Zwar gehören die Festgenommenen auch nach Informationen der "Nowaja Gaseta" zum mutmaßlichen Täterkreis, doch anders als die Generalstaatsanwaltschaft vermutet sie die Drahtzieher nicht im Ausland. Es handle sich nicht um eine Verschwörung, sondern schlichtweg um "Korruption und die totale Verstrickung zwischen denjenigen Organen, die das Recht verteidigen sollten, und der Kriminalität", sprich, der grauen Unterwelt, über die Politkowskaja so oft geschrieben hat. Sie sei das Opfer eines gezielten Auftragmordes - durchgeführt von Professionellen mit langjährigen Erfahrungen, die wissen, "wie man derartige Probleme löst".

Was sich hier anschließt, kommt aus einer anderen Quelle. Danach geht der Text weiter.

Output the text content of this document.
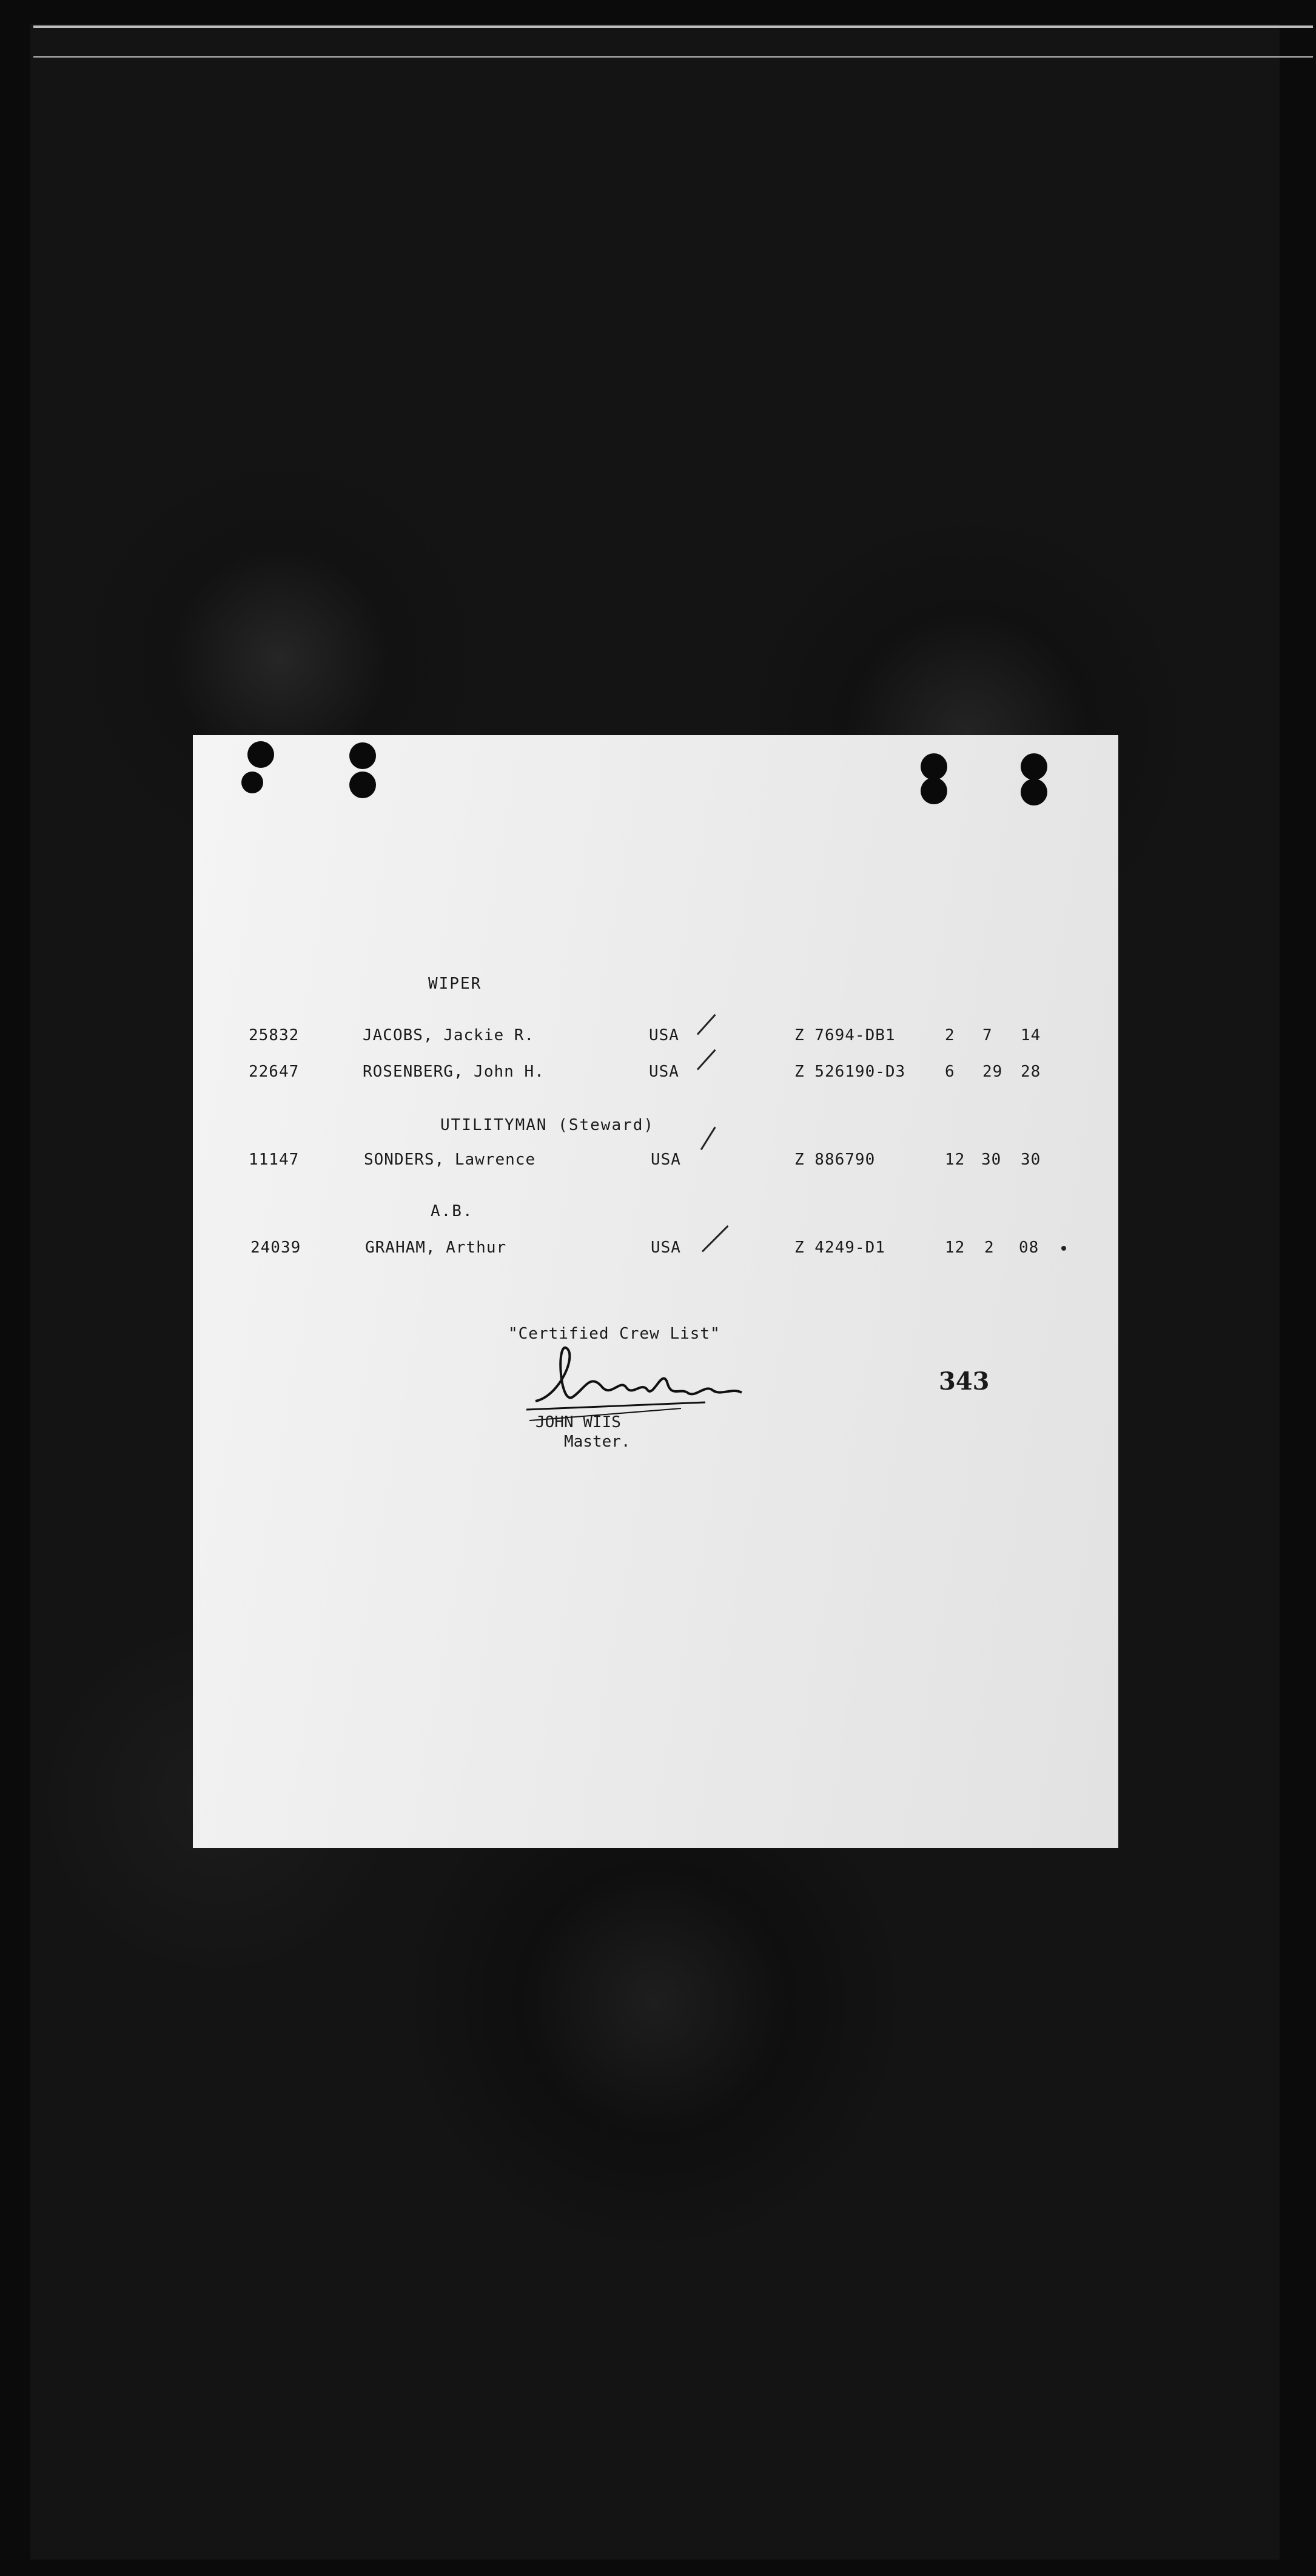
WIPER
25832	JACOBS, Jackie R.	USA	Z 7694-DB1	2 7 14
22647	ROSENBERG, John H.	USA	Z 526190-D3 6 29 28
UTILITYMAN (Steward)
11147	SONDERS, Lawrence	USA	Z 886790	12 30 30
A.B.
24039	GRAHAM, Arthur	USA	Z 4249-D1	12 2 08
"Certified Crew List"
JOHN WIIS
Master.
343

Resignation über die Frage nach den Drahtziehern
Der Geheimdienstmitarbeiter, der sich unter den Festgenommenen befindet, sei laut "Nowaja Gaseta" kein "ehemaliger - soviel steht fest". Doch wer hat den FSB-Mitarbeiter, der Politkowskaja beschattet hatte, im August 2006 zu ihrer Wohnung bestellt? Wer gehört zu den Drahtziehern der Offiziere der Hauptverwaltung der Kriminalitätsbekämpfung? "Auf diese Fragen werden wir wohl nie eine Antwort bekommen", schreibt der Chef-Redakteur Sergej Sokolow.
Mittlerweile hat die Staatsanwaltschaft zwei der zehn Festgenommen freigelassen und vier der Verdächtigen angeklagt, Politkowskaja ermordet zu haben. Drei der Angeklagten sind Brüder aus Tschetschenien. Allerdings erklärt Murad Musajew, der Anwalt der Brüder, in einem Interview mit dem unabhängigen Radiosender Echo Moskwi, sein Klient Dschabrail Mukhmadow sei am 7. Oktober 2006, als die Journalistin in ihrem Hauseingang erschossen wurde, nicht in Moskau gewesen. Er habe seine Eltern in Tschetschenien besucht. Der älteste Bruder sei in jenen Tagen im Krankenhaus gewesen, könne sich aber nicht erinnern, zu welchem Zeitpunkt er entlassen worden sei.
Die russische Presse hatte am Tag nach den Festnahmen der mutmaßlichen Mörder der Enthüllungsjournalistin auf das Ausland gezeigt. Dort würden sich die Hintermänner des Mordes aufhalten. Dem Putin-Gegner Boris Beresowski sei aus seinem Londoner Exil ein genialer Medien-Coup gelungen. Sein Motiv: die russische Führung zu stürzen.